Flambée des prix en Yougoslavie

 


La médecine néolibérale



Depuis le départ de Milosevic, les médias occidentaux ont cessé de nous informer sur la situation en Yougoslavie. Mais notre chroniqueur Michel Chossudovsky a continué à suivre le déroulement des événements. Son compte rendu explique le silence de nos médias.

Le gouvernement Kostunica a déjà entrepris la mise en place de la « médecine économique » meurtrière du Fonds monétaire international (FMI). Le premier pas consiste dans l’abolition du contrôle des prix sur les biens de consommation de base, l’essence et les services. Déjà, les prix ont augmenté, triplant même dans certains cas, causant des souffrances extrêmes au peuple yougoslave.

Des années de sanctions économiques avaient appauvri le pays, sans mentionner les réformes imposées par le FMI au cours des années 1989-1990 avant le démantèlement de la fédération yougoslave. Mais un système de subventions et de contrôle des prix avait néanmoins empêché l’effondrement complet du niveau de vie, comme cela s’est produit dans la Bulgarie voisine.

Ce système de contrôle des prix est en train d’être démantelé par le semi-gouvernement du mouvement d’opposition de Serbie (DOS) sur les ordres du Fonds monétaire international. Comme le rapporte le Los Angeles Times 0 « Lorsque les partisans de Kostunica ont mis à la porte les gérants des entreprises d’État et les ont remplacés par leurs amis, le système de contrôle s’est immédiatement effondré et les prix se sont mis à grimper. Le coût de l’huile pour la cuisson a plus que triplé depuis vendredi dernier, alors que Milosevic annonçait son départ. Le prix du sucre et des cigarettes est à la veille d’augmenter une nouvelle fois. Les partisans de Milosevic ayant été remplacés par les partisans de Kostunica, ces derniers cherchent à rendre leurs entreprises rentables rapidement. » (Los Angeles Times, 15 octobre 2000)

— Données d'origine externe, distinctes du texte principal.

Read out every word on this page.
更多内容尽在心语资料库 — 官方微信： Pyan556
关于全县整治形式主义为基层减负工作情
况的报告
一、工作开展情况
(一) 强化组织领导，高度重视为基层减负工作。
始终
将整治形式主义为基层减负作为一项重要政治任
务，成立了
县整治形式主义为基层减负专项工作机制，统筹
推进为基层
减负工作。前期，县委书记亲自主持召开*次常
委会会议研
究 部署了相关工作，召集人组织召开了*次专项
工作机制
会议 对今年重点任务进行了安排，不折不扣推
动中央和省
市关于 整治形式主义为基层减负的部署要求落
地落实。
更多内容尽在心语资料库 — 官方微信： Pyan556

Le gel de l’émission de papier-monnaie

Pour s’assurer que le gouvernement mettrait fin aux subventions, les économistes du G-17 ont pris de force le contrôle de la Banque centrale et ont immédiatement imposé le gel de toute création de papier-monnaie, privant ainsi le gouvernement des sorties d’argent nécessaires pour maintenir le contrôle des prix sur les biens de consommation de base.

Au début, le DOS annonça que la levée des contrôles était une grande réussite. Les médias occidentaux saluèrent la détermination de Kostunica, qu’ils opposèrent aux soi-disant ruses de Milosevic.

Le Los Angeles Times écrivait 0 « Le contrôle des prix pour empêcher la hausse d’aliments de base comme le lait et l’huile pour la cuisson est un des moyens par lesquels Milosevic a tenté de gagner le soutien de son peuple appauvri. » (Los Angeles Times, 15 octobre 2000)

Des entrevues que nous avons menées auprès de résidents de Belgrade confirment aujourd’hui que le prix du lait, si important dans l’alimentation des enfants, a presque doublé, passant de 8 à 14 dinars le litre. Le prix de l’huile pour la cuisson a plus que triplé, passant de 13,5 à 55 dinars. Le prix du sucre est passé de 8 à 45 dinars. Ces entrevues confirment donc le rapport du Los Angeles Times.

« Ah, ces prix démocratiques ! » disent d’ailleurs les commerçants, avec cet humour noir dans lequel on devine la colère des gens ordinaires.

Le voleur qui crie au voleur

Mais, pour faire face à la rébellion qui couvait, les partisans de Kostunica, y inclus les économistes du G-17, ont opéré un renversement étonnant. L’Agence France-Presse rapporte que « la nouvelle direction (c’est-à-dire la coalition DOS de Kostunica) a accusé les partisans de Slobodan Milosevic de chercher à créer le chaos sur les marchés par une brusque libéralisation, qui pourrait compromettre la démocratie naissante. Le gouvernement de la République serbe, toujours dominé par le personnel loyal à Milosevic, a entrepris de permettre la libéralisation des prix des biens de consommation de masse jusqu’ici sous contrôle étatique. Mais les réformes affirment que la libéralisation pourrait être cause de souffrances pour une population habituée à des prix fixés par l’État et certains ont même demandé au gouvernement de reprendre le contrôle d’une partie du marché. » (AFP, 16 octobre 2000)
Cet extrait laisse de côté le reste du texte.